Już po poprzednim weekendzie PŚ w Sapporo sytuacja w klasyfikacji generalnej zrobiła się gorąca. Granerud z konkursu na konkurs gonił Kubackiego, ale polscy kibice liczyli na udaną obronę mistrza świata z Seefeld. Niestety, już w sobotę w Bad Mitterndorf to Norweg świętował zwycięstwo w zawodach w świeżo zdobytym żółtym plastronie. Kubacki był dopiero dziesiąty, jednak jego finałowy skok w dość loteryjnym konkursie napawał optymizmem przed niedzielą. Ta okazała się być jeszcze gorsza. Granerud ponownie był najlepszy, tymczasem dotychczasowy lider PŚ zaliczył najgorszy występ w sezonie (17. miejsce). Nic dziwnego, że większości kibiców zrzedły miny. Z 48 punktów przewagi przed weekendem w Kulm zrobiło się aż 112 pkt straty do zdobywcy Kryształowej Kuli z sezonu 2020/21, co mocno stonowało optymizm przed resztą sezonu.
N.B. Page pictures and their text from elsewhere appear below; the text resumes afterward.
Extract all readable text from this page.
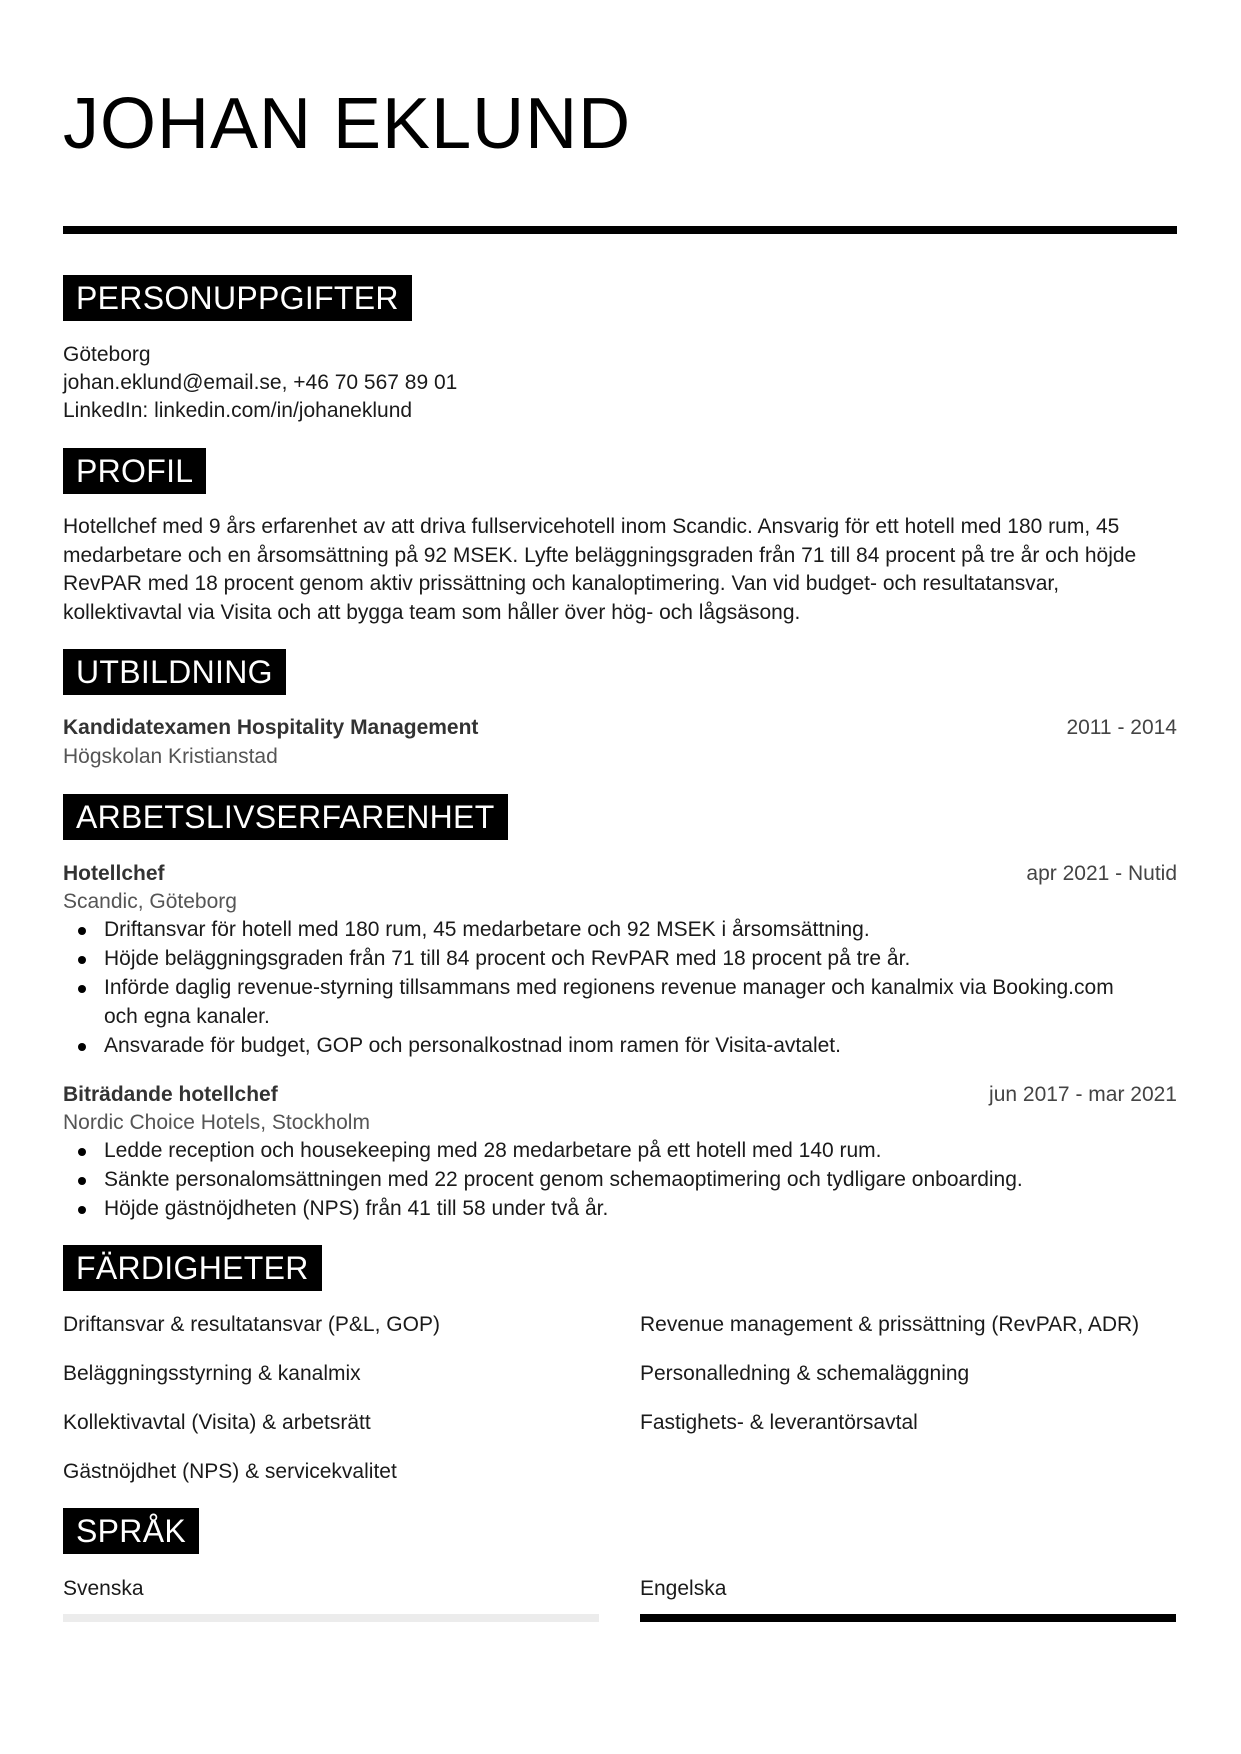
JOHAN EKLUND
PERSONUPPGIFTER
Göteborg
johan.eklund@email.se, +46 70 567 89 01
LinkedIn: linkedin.com/in/johaneklund
PROFIL
Hotellchef med 9 års erfarenhet av att driva fullservicehotell inom Scandic. Ansvarig för ett hotell med 180 rum, 45 medarbetare och en årsomsättning på 92 MSEK. Lyfte beläggningsgraden från 71 till 84 procent på tre år och höjde RevPAR med 18 procent genom aktiv prissättning och kanaloptimering. Van vid budget- och resultatansvar, kollektivavtal via Visita och att bygga team som håller över hög- och lågsäsong.
UTBILDNING
Kandidatexamen Hospitality Management	2011 - 2014
Högskolan Kristianstad
ARBETSLIVSERFARENHET
Hotellchef	apr 2021 - Nutid
Scandic, Göteborg
Driftansvar för hotell med 180 rum, 45 medarbetare och 92 MSEK i årsomsättning.
Höjde beläggningsgraden från 71 till 84 procent och RevPAR med 18 procent på tre år.
Införde daglig revenue-styrning tillsammans med regionens revenue manager och kanalmix via Booking.com och egna kanaler.
Ansvarade för budget, GOP och personalkostnad inom ramen för Visita-avtalet.
Biträdande hotellchef	jun 2017 - mar 2021
Nordic Choice Hotels, Stockholm
Ledde reception och housekeeping med 28 medarbetare på ett hotell med 140 rum.
Sänkte personalomsättningen med 22 procent genom schemaoptimering och tydligare onboarding.
Höjde gästnöjdheten (NPS) från 41 till 58 under två år.
FÄRDIGHETER
Driftansvar & resultatansvar (P&L, GOP)	Revenue management & prissättning (RevPAR, ADR)
Beläggningsstyrning & kanalmix	Personalledning & schemaläggning
Kollektivavtal (Visita) & arbetsrätt	Fastighets- & leverantörsavtal
Gästnöjdhet (NPS) & servicekvalitet
SPRÅK
Svenska	Engelska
Dawida Kubacki w druzgocących słowach po skokach w Kulm. Wyłożył kawę na ławę
Publicznie w pierś uderzył się Thomas Thurnbichler, który przyznał, że nie pomógł swoim zawodnikom podczas lotów w Kulm. 33-latek po raz pierwszy wystąpił w roli trenera na skoczni mamuciej i przed kamerami Eurosportu opowiedział o swoich błędach. - Moje instrukcje nie były najlepsze. Brałem pod uwagę za dużo technicznych szczegółów. To nie jest potrzebne na mamutach, można było skakać dużo naturalniej. Byłem za bardzo krytyczny wobec chłopaków. Wyciągnę z tego lekcję - stwierdził Austriak. Te słowa nabierają jeszcze większego sensu po wypowiedzi Dawida Kubackiego, który ocenił nieudane skoki w identycznym tonie.
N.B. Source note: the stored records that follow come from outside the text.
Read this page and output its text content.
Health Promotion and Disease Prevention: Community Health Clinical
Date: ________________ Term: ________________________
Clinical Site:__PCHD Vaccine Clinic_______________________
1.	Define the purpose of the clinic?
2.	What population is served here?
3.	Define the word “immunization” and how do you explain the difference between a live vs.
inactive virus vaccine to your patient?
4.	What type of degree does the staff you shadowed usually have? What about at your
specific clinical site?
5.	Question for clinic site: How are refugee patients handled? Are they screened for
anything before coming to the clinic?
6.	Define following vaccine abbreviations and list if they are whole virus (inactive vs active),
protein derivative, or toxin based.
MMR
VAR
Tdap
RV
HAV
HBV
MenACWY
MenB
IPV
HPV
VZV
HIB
- Za dużo się biegów zmieniało chyba... Nie był to na pewno najlepszy mój weekend, ale też nie będę złej myśli, bo wiem, że potrafię dobrze skakać. Słabsze chwile też się mogą przytrafić - powiedział polski skoczek w rozmowie z Kacprem Merkiem po niedzielnym konkursie. - Chyba trochę za dużo było prób poprawiania tego już dobrego. Przez to to się tak rozregulowywało, a skakanie było w kratkę. Musimy się nad tym zastanowić w najbliższych dniach i pracować dalej - dodał po chwili. Szansa na poprawę i zbliżenie się do Graneruda już w najbliższy weekend w Willingen.